Beaucoup de citoyens, y compris en Allemagne, espèrent que des forces opposées, telles la Russie et la Chine, puissent stopper les aspirations au pouvoir des politiciens sans plus aucune éthique. Cet espoir de voir s’installer un monde multipolaire repose sur de bonnes raisons. Et si cet univers multipolaire pouvait devenir un monde du droit, de l’égalité et de la paix, cela serait très souhaitable. Mais il ne suffira pas de se reposer sur un contre-pouvoir pour obtenir un réel progrès de l’histoire, pour sortir de ce cercle vicieux du pouvoir et du contre-pouvoir.

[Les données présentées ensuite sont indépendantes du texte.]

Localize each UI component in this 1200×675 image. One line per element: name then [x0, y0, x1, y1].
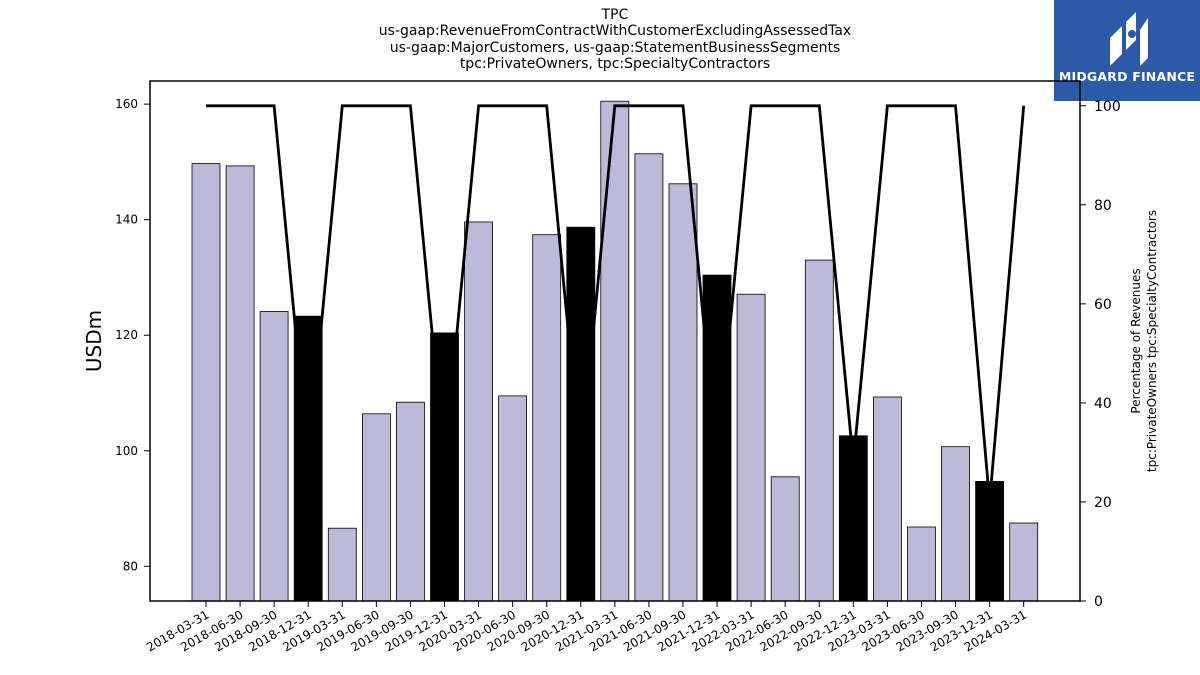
y2-tick-label-40: 40: [1094, 396, 1112, 412]
y2-tick-label-20: 20: [1094, 495, 1112, 511]
bar-2020-09-30: [532, 234, 562, 602]
percentage-line: [206, 104, 1026, 503]
y2-axis-label-line-2: tpc:PrivateOwners tpc:SpecialtyContracto…: [1145, 210, 1159, 472]
y-axis-label: USDm: [82, 310, 106, 372]
y-tick-label-100: 100: [115, 444, 138, 458]
bar-2019-09-30: [395, 401, 425, 602]
bar-2019-03-31: [327, 527, 357, 602]
bar-2024-03-31: [1009, 522, 1039, 602]
bar-2019-06-30: [361, 413, 391, 602]
bar-2020-06-30: [498, 395, 528, 602]
bar-2022-03-31: [736, 293, 766, 602]
bar-2018-09-30: [259, 311, 289, 602]
y-tick-label-160: 160: [115, 97, 138, 111]
bar-2021-06-30: [634, 153, 664, 602]
y2-tick-label-100: 100: [1094, 99, 1121, 115]
bar-2023-06-30: [907, 526, 936, 602]
logo-text: MIDGARD FINANCE: [1058, 69, 1196, 84]
y-tick-label-80: 80: [123, 559, 138, 573]
y2-tick-label-0: 0: [1094, 594, 1103, 610]
chart-subtitle-line-3: tpc:PrivateOwners, tpc:SpecialtyContract…: [459, 56, 771, 72]
bar-2021-09-30: [668, 183, 698, 602]
bar-2018-03-31: [191, 163, 221, 602]
bar-2018-06-30: [225, 165, 255, 602]
chart-title: TPC: [601, 7, 629, 23]
chart-subtitle-line-1: us-gaap:RevenueFromContractWithCustomerE…: [378, 23, 852, 39]
bar-2021-12-31: [702, 274, 732, 602]
bar-2022-09-30: [804, 259, 834, 602]
logo-mark-icon: [1110, 12, 1148, 66]
bar-2021-03-31: [600, 100, 630, 602]
y-tick-label-120: 120: [115, 328, 138, 342]
bar-2023-03-31: [873, 396, 902, 602]
y-tick-label-140: 140: [115, 213, 138, 227]
chart-subtitle-line-2: us-gaap:MajorCustomers, us-gaap:Statemen…: [389, 40, 841, 56]
y2-axis-label-line-1: Percentage of Revenues: [1129, 268, 1143, 413]
bar-2022-06-30: [770, 476, 800, 602]
y2-tick-label-60: 60: [1094, 297, 1112, 313]
bar-2022-12-31: [838, 435, 868, 602]
bar-2023-09-30: [941, 446, 970, 602]
midgard-finance-logo: MIDGARD FINANCE: [1054, 0, 1200, 101]
bar-2020-03-31: [464, 221, 494, 602]
bar-2020-12-31: [566, 226, 596, 602]
y2-tick-label-80: 80: [1094, 198, 1112, 214]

Le pouvoir et le contre-pouvoir ne suffisent pas, plus est nécessaire

Pour obtenir dans ce nouveau monde davantage de droit et de paix, il faut absolument que les populations prennent conscience que la voix de la conscience, l’impératif éthique les règles des lois morales naturelles puissent remette en valeur la force et les effets qui lui reviennent.
Le texte du Vatican nous rappelle finalement que «La découverte de la loi morale naturelle répond à la quête d’une humanité qui cherche depuis toujours à se doter de règles en vue d’une vie de bonne moralité et en communion les uns avec les autres. Ce vivre-ensemble concerne toutes sortes de relations, en partant de la cellule familiale jusque aux relations internationales et englobant la vie économique, la société civile et la vie politique.
Pour être reconnues par tous les peuples dans toutes les cultures, les normes de comportement communes doivent se fonder sur la personne humaine, ses besoins et ses penchants. Ces normes, fruits de réflexions et soutenues par le droit peuvent alors être intériorisées par tout un chacun. Après la Seconde Guerre mondiale, les nations du monde ont su se doter d’une déclaration universelle des droits de l’homme stipulant implicitement que la source même des droits humains inaliénables se trouve dans la dignité de tout être humain.»
L’histoire de l’humanité a connu de nombreux progrès politiques et juridiques, telle que la Déclaration universelle des Nations Unies de 1948. C’est encourageant et démontre que la politique actuelle n’est pas sans alternative, bien au contraire. Il est indispensable d’en être conscient et de se remettre au travail avec assurance.